Researchers are racing to find solutions to outbreaks of blue-green algae that are increasing in frequency and severity. Carpets of stinking algae have sickened people and animals and hurt the fishing and tourism industries.

In 2014, the drinking water for nearly half a million people in Toledo, Ohio, was contaminated by the toxin microcystin produced by the algae.

“When you’re dealing with an issue as large and complex as we are right now, the more solutions the better,” said Christopher Winslow, who coordinates federal- and state-funded research into algal blooms at Ohio State University. He isn’t involved in the competition, which is privately run.

So far, research has been focused in four main areas, Mr. Winslow said: removing toxins from water, understanding how toxins affect the human body, understanding how blooms grow and preventing blooms in the first place.

Stopping the blooms is taking on more urgency. In March, the Environmental Protection Agency announced a plan to meet a goal of cutting phosphorus entering Lake Erie by 40% through voluntary efforts by 2025. Also last month, Ohio declared the shallow western basin of Lake Erie “impaired,” a step toward tighter regulations of phosphorus from farms and wastewater plants.

Algal blooms in Lake Erie were a problem in the 1960s. The blooms faded after regulations were implemented that required wastewater treatment plants to cut phosphorus.

But in the mid-1990s the blooms returned, and they have been surging more recently. Today, scientists point to farm runoff as a major cause of blooms.

For Lake Erie, the Maumee and Sandusky rivers are the greatest contributors of phosphorus, with 87% of phosphorus coming from sources that include farms. Environmental groups want tighter limits on use of fertilizer, which typically contains phosphorus.

“It’s time for the foot-dragging to come to an end,” said Howard Learner, president of the Environmental Law & Policy Center, based in Chicago, which sued the state of Ohio in federal court last year, arguing it should declare Lake Erie impaired.

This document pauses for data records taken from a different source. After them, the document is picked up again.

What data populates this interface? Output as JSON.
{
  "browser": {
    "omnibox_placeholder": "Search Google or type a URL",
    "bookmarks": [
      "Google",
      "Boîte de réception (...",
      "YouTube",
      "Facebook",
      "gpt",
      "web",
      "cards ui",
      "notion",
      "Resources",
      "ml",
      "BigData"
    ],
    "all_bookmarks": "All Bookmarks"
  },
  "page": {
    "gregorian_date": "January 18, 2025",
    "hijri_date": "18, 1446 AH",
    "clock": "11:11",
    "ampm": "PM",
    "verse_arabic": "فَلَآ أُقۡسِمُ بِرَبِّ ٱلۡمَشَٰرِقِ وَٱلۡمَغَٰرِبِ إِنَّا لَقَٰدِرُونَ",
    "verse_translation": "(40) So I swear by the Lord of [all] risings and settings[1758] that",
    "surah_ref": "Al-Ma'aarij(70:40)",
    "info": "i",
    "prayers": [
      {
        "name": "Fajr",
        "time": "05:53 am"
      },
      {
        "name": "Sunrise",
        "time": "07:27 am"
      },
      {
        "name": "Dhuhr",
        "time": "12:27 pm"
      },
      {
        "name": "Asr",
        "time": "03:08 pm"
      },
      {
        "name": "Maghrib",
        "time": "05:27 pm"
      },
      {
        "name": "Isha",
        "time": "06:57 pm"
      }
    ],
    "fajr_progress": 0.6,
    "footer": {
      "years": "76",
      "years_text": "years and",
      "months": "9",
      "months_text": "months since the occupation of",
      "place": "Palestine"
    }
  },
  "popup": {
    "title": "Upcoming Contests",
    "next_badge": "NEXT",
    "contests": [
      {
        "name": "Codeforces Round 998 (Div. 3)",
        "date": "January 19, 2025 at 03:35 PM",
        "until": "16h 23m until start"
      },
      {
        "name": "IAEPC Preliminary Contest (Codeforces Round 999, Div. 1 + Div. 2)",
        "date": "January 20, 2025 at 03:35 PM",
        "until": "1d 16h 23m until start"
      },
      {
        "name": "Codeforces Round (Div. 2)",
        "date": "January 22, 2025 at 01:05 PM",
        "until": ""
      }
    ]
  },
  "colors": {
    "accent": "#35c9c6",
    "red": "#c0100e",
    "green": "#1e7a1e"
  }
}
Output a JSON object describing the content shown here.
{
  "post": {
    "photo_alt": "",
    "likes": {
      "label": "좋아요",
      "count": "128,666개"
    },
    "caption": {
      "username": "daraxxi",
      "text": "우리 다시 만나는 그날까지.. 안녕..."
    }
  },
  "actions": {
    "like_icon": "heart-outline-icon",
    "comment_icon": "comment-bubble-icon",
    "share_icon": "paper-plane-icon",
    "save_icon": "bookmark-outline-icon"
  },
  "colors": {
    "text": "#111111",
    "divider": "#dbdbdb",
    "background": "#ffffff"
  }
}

A ruling in that case is pending. “We know what causes it. It’s manure and excess fertilizer.”

Joe Cornely, a spokesman for the Ohio Farm Bureau Federation, said farmers are already taking steps to manage fertilizer more effectively. “We recognize that more needs to be done,” he said. “Our approach is, as soon as we figure out something that we know is going to work, let’s take that step.”

Researchers are exploring a variety of solutions. Some are working on ways to remove phosphorus from manure directly. Others are testing materials that could be inserted in drainage tiles under the soil on farms to remove phosphorus before it reaches rivers.

Mr. Weinberg, a 66-year-old from Richboro, Pa., outside Philadelphia, wanted a site with plenty of manure to test his technology last fall. He found a horse farm in Maryland with a pond thick with algae. He filled burlap sacks with his beads and put them in open crates, creating a makeshift filter in a drainage creek that flowed into the Chesapeake Bay.

He said he was able to replicate his lab results for removing phosphorus, and said there is no reason his technology couldn’t be applied at commercial farms in Ohio where phosphorus eventually makes its way into Lake Erie.

The competition in which he is a finalist is offering a $10 million prize for the best phosphorus-removal technology. It is sponsored by the nonprofit Everglades Foundation and the Scotts Miracle-Gro Foundation, a charitable organization affiliated with the fertilizer company.

The numbers of teams competing have been winnowed from more than 100 from 13 countries, to 10 from the U.S., Canada, the Netherlands and China, according to officials working on the competition.